The collaboration will develop an AI-assisted chest radiograph model trained specifically on Bhutanese data. It is intended to support the diagnosis of lung diseases, including infections and cancer, in rural hospitals.
The model is built on MerMED-FM, which was co-developed by SingHealth and A*STAR. The use of Bhutanese data is significant because healthcare AI models often need to account for local clinical patterns, healthcare settings, and population characteristics before they can be applied safely.
The partnership also covers guidelines, educational programmes, and regulatory frameworks for responsible AI use in healthcare, tailored to Bhutan’s context. That gives the collaboration a governance and capability-building layer, rather than limiting it to model deployment.
Governance stays close to deployment
Clinical AI adoption depends on more than model performance. Mdm Rahayu linked deployment to trust, growth, and community, and pointed to governance as a condition for patient safety.
SingHealth has developed the S.C.O.R.E. framework to evaluate large language model outputs and AI-generated responses in clinical settings. The framework covers Safety, Context & Consensus, Objectivity, Reproducibility, and Explainability.
Clinical teams across SingHealth have applied S.C.O.R.E. to evaluate AI tools that support patient care delivery, including medication enquiry chatbots and AI systems that assist specialists during consultations. It has also been used in clinical decision support to validate model outputs before deployment and guide the selection of suitable models for different clinical contexts.

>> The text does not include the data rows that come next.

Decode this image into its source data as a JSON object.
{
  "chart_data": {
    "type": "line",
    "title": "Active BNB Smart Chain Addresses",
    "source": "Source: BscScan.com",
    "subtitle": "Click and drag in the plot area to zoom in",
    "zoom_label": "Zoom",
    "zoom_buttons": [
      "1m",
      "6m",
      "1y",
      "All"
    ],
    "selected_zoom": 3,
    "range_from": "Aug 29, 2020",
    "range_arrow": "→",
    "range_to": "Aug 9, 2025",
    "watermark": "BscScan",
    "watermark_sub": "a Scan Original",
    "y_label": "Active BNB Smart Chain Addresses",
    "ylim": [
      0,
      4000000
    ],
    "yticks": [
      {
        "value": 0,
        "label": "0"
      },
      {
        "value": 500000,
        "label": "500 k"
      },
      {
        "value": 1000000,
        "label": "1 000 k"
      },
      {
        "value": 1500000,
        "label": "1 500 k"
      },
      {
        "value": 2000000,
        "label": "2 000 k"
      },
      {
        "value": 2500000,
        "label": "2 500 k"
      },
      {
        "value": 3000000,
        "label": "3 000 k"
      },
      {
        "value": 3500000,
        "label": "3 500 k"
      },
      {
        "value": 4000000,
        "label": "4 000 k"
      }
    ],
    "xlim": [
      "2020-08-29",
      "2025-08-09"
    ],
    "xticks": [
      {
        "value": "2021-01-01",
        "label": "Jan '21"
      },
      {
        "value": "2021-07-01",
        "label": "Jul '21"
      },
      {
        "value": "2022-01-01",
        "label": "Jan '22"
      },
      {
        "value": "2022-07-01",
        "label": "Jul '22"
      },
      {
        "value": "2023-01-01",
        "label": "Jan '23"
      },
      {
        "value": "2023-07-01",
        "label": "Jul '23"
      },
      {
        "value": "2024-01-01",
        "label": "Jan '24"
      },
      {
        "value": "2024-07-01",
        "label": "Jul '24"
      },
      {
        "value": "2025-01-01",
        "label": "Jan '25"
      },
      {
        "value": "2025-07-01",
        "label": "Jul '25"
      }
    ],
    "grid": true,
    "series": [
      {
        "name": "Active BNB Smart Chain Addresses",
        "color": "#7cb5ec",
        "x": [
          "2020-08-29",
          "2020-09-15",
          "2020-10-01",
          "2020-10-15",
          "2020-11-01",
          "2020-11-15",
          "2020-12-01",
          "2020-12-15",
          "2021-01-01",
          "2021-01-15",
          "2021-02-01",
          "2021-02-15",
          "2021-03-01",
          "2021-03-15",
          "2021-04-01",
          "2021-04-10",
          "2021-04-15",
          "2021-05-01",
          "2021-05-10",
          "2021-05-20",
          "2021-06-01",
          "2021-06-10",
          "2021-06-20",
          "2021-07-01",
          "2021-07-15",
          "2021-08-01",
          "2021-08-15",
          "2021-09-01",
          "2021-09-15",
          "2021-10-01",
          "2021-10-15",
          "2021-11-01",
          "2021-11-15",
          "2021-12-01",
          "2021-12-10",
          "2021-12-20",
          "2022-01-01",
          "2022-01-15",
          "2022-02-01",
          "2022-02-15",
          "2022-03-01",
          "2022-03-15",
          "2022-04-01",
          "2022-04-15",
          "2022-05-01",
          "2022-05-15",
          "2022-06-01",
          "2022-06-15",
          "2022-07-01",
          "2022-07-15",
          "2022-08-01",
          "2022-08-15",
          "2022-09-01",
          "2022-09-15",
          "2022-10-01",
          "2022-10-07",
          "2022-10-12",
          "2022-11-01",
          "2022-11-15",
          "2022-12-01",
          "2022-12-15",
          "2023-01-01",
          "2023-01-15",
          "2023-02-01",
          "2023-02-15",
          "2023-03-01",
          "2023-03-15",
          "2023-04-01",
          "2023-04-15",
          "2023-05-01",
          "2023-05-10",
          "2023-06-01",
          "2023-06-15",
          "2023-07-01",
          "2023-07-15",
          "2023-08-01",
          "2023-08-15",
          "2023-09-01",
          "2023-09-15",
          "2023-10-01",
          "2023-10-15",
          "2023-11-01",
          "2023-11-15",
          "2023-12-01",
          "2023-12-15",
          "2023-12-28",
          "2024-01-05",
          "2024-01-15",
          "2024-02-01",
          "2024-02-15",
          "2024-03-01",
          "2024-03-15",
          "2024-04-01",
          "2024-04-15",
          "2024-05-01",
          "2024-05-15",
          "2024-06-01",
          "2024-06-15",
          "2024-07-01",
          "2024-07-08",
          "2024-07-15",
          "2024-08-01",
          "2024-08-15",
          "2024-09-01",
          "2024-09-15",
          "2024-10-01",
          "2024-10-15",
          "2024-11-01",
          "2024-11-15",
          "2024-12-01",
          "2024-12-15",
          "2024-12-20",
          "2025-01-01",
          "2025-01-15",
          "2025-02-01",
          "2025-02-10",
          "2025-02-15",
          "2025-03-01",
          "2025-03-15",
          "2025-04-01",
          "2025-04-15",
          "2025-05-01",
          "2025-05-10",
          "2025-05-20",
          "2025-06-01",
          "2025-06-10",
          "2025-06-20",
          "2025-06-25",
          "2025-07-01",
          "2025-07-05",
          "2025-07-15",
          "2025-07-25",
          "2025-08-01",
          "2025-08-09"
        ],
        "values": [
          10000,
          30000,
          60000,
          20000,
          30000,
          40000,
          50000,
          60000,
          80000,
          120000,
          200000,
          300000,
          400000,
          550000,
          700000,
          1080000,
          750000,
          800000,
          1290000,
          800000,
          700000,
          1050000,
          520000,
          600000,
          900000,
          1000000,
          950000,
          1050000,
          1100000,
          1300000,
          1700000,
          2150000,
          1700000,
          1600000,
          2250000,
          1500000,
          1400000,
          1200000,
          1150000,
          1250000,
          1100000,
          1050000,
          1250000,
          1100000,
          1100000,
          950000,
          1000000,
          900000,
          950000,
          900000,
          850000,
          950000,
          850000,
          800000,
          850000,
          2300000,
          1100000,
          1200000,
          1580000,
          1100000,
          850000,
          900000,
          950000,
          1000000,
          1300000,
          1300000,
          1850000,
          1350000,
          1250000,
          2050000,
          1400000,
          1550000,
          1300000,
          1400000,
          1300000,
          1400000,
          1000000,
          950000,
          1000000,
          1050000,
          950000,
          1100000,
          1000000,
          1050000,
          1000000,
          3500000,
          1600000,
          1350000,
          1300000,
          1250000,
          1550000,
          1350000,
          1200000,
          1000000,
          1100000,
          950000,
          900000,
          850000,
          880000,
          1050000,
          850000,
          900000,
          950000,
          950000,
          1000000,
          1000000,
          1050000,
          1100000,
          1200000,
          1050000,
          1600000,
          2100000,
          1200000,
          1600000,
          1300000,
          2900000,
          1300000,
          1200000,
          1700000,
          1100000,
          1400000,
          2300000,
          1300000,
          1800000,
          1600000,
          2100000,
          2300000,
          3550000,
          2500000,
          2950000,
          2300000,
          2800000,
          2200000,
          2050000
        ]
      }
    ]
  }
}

The Singapore Government has also contextualised guidance such as the AI in Healthcare Guidelines and Model AI Governance Frameworks to guide safe and responsible AI deployment in healthcare.
Healthcare is one of Singapore’s national AI Missions. The next stage will depend on how well the country connects research, clinical workflows, governance, and regional deployment into systems that clinicians can trust and patients can use.